Evelo Biosciences has filed for a $100 million initial public offering. The pitch to public investors comes as the Flagship Ventures’ startup prepares to test its lead inflammatory disease and anticancer microbial strains in humans.
Cambridge, Massachusetts-based Evelo is developing oral formulations of specific microbial strains. Evelo selects the strains on the strength of their potential to interact with host immune cells in the gut, thereby up or down-regulating immune responses via multiple pathways. The involvement of multiple pathways is tipped to deliver better results than single-target drugs. Evelo is also hoping the use of microbes found naturally in people will result in good tolerability, enabling their use early in disease pathways.

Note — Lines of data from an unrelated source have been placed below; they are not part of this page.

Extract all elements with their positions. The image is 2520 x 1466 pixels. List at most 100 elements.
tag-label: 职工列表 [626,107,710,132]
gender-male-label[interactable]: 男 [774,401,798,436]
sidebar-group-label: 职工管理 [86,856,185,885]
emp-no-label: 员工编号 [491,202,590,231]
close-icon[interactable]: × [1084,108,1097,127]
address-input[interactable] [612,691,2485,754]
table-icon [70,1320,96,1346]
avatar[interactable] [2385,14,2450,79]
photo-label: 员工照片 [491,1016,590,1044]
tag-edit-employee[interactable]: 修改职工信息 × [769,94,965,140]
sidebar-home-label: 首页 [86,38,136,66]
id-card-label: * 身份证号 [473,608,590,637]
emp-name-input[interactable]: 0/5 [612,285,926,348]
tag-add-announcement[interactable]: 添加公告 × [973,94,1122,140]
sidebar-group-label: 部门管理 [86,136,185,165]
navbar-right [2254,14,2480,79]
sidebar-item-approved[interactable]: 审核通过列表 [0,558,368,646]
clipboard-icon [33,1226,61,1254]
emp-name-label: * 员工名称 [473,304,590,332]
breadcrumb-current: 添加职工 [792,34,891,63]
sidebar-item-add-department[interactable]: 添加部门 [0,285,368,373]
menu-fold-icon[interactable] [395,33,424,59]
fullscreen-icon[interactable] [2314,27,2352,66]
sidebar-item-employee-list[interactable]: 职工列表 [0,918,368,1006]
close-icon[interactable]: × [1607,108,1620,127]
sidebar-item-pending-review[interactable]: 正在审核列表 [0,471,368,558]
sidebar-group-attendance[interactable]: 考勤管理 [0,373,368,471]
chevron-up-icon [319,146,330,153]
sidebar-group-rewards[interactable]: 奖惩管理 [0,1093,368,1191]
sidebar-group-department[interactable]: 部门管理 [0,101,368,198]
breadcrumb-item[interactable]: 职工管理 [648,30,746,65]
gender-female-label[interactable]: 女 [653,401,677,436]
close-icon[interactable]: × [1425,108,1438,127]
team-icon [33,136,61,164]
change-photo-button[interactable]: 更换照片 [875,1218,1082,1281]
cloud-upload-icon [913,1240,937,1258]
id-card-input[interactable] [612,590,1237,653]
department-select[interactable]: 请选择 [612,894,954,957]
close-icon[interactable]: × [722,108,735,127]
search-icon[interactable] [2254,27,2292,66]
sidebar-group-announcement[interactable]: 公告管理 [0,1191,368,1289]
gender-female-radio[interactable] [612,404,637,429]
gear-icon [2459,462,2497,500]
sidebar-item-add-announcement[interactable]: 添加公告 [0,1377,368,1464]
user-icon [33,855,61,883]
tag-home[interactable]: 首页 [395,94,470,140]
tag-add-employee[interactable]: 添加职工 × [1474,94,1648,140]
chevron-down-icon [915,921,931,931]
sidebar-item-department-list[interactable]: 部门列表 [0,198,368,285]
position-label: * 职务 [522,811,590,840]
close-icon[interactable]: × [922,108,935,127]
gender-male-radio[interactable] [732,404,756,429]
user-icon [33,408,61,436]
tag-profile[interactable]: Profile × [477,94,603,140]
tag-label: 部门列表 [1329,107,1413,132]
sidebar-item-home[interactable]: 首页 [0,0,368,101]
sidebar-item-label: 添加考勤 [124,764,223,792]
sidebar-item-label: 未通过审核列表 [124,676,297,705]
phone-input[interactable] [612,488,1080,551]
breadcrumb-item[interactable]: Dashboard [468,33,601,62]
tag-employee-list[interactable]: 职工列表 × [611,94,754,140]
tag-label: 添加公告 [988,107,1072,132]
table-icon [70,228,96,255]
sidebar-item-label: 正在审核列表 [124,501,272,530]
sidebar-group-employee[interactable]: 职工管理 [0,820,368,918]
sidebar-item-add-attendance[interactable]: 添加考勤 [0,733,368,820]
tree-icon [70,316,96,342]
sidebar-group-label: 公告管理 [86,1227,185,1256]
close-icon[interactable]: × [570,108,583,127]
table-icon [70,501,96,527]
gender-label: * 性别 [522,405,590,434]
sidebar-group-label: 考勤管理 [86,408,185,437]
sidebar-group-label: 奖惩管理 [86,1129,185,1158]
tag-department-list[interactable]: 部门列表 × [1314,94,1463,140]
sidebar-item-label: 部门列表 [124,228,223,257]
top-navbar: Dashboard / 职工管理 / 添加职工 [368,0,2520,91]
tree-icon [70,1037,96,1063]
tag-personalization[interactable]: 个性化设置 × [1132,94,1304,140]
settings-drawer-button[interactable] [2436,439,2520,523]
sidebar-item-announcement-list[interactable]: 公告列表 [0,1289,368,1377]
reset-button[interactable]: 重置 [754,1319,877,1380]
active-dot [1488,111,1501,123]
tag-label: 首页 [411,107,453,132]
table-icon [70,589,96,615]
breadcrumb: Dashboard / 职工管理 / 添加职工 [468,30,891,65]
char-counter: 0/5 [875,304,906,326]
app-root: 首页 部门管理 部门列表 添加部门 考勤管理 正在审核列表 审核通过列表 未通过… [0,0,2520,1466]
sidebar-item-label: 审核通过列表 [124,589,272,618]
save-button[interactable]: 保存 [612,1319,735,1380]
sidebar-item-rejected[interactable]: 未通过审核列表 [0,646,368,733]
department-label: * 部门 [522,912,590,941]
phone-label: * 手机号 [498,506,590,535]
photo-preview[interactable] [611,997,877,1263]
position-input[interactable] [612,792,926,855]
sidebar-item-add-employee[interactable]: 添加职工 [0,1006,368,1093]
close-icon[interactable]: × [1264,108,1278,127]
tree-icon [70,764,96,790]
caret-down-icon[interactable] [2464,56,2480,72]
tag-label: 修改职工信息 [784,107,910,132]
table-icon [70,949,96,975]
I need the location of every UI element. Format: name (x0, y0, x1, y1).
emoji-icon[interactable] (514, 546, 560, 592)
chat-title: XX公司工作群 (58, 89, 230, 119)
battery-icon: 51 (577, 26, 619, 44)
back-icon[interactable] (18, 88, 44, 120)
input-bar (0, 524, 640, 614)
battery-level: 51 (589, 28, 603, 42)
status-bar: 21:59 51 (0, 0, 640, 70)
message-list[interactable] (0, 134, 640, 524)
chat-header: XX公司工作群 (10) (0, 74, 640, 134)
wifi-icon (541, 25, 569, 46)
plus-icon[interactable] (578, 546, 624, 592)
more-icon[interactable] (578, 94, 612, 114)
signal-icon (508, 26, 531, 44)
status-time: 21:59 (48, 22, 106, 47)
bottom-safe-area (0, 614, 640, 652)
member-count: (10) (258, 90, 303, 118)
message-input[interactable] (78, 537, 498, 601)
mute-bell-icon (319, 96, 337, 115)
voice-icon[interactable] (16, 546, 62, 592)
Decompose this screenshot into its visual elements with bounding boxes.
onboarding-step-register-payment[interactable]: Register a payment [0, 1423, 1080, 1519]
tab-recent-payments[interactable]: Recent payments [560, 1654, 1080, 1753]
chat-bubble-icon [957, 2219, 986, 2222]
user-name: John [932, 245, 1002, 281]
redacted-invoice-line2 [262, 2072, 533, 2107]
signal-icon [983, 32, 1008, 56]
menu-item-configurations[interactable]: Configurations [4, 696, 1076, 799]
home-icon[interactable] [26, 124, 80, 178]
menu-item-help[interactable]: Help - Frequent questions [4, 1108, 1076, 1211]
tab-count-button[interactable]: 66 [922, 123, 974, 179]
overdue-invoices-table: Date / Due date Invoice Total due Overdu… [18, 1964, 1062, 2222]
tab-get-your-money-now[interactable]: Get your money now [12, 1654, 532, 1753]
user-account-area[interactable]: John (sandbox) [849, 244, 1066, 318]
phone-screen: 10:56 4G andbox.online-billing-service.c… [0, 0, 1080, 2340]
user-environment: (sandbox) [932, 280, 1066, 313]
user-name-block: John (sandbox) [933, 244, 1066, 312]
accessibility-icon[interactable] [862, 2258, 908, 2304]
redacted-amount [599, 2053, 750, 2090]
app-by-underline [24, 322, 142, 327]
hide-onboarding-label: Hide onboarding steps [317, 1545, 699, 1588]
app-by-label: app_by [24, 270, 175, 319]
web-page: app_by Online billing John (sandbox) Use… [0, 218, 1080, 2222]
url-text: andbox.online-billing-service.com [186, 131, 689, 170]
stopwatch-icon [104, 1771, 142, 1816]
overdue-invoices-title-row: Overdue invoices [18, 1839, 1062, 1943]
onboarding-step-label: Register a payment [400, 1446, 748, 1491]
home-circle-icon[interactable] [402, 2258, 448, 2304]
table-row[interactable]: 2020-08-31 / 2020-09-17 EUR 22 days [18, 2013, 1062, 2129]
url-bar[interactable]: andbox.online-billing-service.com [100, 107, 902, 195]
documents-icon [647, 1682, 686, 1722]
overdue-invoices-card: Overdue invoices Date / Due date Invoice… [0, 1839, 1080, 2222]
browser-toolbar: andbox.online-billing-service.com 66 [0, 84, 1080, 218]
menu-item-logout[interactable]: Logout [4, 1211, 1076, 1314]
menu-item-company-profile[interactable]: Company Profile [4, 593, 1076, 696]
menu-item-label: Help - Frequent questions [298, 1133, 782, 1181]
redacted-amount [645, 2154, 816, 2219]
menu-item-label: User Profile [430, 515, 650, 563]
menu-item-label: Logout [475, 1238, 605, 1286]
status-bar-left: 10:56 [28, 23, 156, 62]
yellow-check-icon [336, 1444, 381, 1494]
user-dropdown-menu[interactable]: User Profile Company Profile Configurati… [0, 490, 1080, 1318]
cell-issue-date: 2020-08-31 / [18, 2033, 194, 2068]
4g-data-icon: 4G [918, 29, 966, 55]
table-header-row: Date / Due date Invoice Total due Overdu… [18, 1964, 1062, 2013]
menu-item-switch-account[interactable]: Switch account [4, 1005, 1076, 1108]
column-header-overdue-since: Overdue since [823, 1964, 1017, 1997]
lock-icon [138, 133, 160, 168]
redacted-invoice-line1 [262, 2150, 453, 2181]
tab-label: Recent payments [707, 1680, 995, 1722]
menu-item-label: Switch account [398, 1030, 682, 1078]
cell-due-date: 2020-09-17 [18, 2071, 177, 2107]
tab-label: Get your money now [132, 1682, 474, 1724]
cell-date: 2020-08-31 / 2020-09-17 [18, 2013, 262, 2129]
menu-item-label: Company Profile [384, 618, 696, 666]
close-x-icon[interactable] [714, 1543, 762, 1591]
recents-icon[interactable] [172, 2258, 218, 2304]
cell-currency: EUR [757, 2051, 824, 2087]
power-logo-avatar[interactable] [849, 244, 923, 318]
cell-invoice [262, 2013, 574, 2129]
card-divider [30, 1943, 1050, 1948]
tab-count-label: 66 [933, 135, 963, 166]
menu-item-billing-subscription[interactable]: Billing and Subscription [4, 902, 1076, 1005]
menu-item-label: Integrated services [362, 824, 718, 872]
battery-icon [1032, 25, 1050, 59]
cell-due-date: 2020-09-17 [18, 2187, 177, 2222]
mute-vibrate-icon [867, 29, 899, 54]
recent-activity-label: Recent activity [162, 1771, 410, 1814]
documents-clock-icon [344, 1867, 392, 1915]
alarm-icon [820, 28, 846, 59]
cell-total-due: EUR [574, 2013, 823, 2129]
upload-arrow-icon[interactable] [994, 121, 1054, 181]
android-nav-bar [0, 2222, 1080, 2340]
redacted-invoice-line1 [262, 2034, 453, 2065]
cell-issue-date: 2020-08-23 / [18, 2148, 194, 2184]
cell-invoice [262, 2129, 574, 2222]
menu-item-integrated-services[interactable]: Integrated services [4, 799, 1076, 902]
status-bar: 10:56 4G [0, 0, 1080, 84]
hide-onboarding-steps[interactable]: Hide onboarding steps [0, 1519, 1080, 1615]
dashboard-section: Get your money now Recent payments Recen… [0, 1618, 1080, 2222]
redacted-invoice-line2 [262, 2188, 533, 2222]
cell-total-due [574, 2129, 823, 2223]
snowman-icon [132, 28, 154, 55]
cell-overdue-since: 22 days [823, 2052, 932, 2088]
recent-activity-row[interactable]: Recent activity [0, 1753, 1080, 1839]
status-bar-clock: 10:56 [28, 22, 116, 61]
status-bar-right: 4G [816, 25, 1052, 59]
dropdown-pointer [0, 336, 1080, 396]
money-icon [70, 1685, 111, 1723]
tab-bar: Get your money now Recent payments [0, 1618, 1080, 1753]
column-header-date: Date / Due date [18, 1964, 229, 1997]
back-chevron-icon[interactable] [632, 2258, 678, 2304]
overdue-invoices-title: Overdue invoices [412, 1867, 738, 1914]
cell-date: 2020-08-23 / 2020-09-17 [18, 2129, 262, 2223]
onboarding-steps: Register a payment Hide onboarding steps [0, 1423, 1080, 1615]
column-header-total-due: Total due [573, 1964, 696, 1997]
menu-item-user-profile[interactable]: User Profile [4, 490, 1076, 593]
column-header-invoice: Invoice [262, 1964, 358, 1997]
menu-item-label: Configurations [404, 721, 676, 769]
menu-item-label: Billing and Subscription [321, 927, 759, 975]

None of that is proven in the clinic, though. Evelo has pulled in well over $100 million from Flagship, GV, Celgene, Alexandria Venture Investments and Mayo Clinic over the past few years. Now, it wants another $100 million from public financiers to support its evolution into a clinical-phase biotech.
Evelo has a CTA approved for lead candidate EDP1066, setting it up to start a clinical trial in healthy volunteers and patients with mild-to-moderate psoriasis or atopic dermatitis this quarter. Data are due in the first half of next year. Evelo has similar plans for its second inflammatory disease candidate EDP1815, which is also aimed at psoriasis and atopic dermatitis. If those studies go well, Evelo may also look at the assets in rheumatoid arthritis and inflammatory bowel disease.
That is one side of Evelo’s pipeline. The other is aimed at oncology indications, including colorectal cancer, renal cell carcinoma, melanoma and PD-1 relapsed patients. Evelo expects to take its lead cancer drug, EDP1503, into the clinic later this year. That trial will assess EDP1503 in PD-1-naïve and PD-1-relapsed melanoma patients in combination with a PD-1 checkpoint inhibitor.
Evelo is embarking on the oncology clinical development program on the back of preclinical data showing EDP1503 upregulates the immune response against tumors. When paired to a checkpoint inhibitor—which prevent downregulation of immune responses—in mouse models the effect was greater than either drug achieved as a monotherapy.
The appetite for drugs that enhance and extend the efficacy of checkpoint inhibitors means Evelo will have a hot asset on its hands if it validates the idea in the clinic. However, it is going into the IPO with some fundamental questions unanswered.
Evelo’s clinical trials will use a capsule that it has been unable to test in mice. The capsule is designed to deliver its payload into the gut, where Evelo hopes the microbial strain will pass through gut tissue and into the lumen. However, Evelo is unsure if it will be possible to achieve sufficient exposure using a convenient dosing regimen. And, even if it does, it is unclear whether the drug will trigger enough immune activity at the site of the disease to improve outcomes.
Comparable uncertainties face all biotechs as they translate their science into humans. What sets Evelo and other members of the IPO class of 2018 apart from many of their predecessors is they are seeking cash from public investors before clearing up any doubts in the clinic.